I’m working at Gooperman & Fitch now, but right now I’m on leave.

On the other hand, a similar specification of the size of the intended space or temporal interval can be achieved for then and here in (40):

(40)

a.

Then [pointing at a year on the calendar] I was working at Gooperman & Fitch, but then [pointing at a week in that year on the calendar] I was on leave.

 

b.

Here [pointing at the US on the map] I usually feel safe, except here [pointing at Alabama] I don’t.

The conclusion, again, is that some indexical expressions are insensitive to demonstration, even though they are not blocked by an overtly demonstrative counterpart. A blocking approach to it, besides having the drawbacks mentioned earlier, would therefore never be more than a partial solution. On a more general note, observe that it, local and now do not form a natural class.
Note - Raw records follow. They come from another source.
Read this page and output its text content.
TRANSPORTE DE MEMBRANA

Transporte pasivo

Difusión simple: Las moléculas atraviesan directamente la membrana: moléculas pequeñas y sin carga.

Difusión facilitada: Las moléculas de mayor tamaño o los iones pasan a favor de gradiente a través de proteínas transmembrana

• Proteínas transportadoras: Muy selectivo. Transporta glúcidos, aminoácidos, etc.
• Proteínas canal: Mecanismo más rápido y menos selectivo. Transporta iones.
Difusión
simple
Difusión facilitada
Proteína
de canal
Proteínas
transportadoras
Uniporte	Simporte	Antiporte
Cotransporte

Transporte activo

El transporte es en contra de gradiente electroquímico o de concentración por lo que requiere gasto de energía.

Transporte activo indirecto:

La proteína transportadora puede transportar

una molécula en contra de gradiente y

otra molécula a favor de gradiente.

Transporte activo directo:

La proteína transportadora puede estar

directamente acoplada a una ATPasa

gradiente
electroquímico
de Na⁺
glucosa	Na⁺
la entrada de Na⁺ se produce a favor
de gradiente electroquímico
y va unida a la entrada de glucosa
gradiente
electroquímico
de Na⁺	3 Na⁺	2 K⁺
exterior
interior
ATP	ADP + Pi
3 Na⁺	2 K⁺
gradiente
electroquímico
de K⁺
In particular, local is a merely contextual expression, in Nunberg’s (1993) classification, and is not directly referential (‘indicative’); now is its opposite as a dedicated and pure indexical; it, depending on the treatment of (6b), may not be an indexical at all. It is therefore less likely that we will succeed in deriving their insensitivity to demonstration from a shared property that distinguishes them from other indexicals (aside from the fact that in Sect. 2 we failed to nail down what that property might be in the case of it). The more plausible approach is to attribute a shared property, namely the feature [dem] and its semantics, to those expressions that, like he and she and that, are sensitive to demonstration.

7 Conclusion

Starting from the observations in Nunberg (1993), I have demonstrated that the pronoun it differs both from the pronouns he and she and from demonstratives like that, in that referent selection for it is not sensitive to demonstrating gestures in the context of utterance, and in that it disallows deferred reference. Having dismissed a range of possible alternative explanations, I have proposed that he and she sometimes spell out the feature that also characterizes demonstratives; only it never spells out this feature. I have sketched an account of the internal structure of demonstrative pronominals, based on Elbourne (2008), in which this demonstrative feature semantically links their interpretation to the demonstratum in the context of utterance, and is in turn selected by the functional head responsible for deferred reference. I have also shown how a Distributed Morphology based underspecification account allows us to describe that he and she are sometimes, but not always demonstratives, without the need for a duplication of lexical entries. In addition, I have argued that the structure of the pronominal paradigm favors the hypothesis that he and she can be demonstratives. Finally, I have argued that a possible alternative account of the central data in terms of blocking is unsuccessful, partly by identifying other indexicals that are insensitive to demonstrating gestures despite not having a blocking alternative. How the proposed semantics relates to the semantics of bound and anaphoric pronominals is a question left for further research.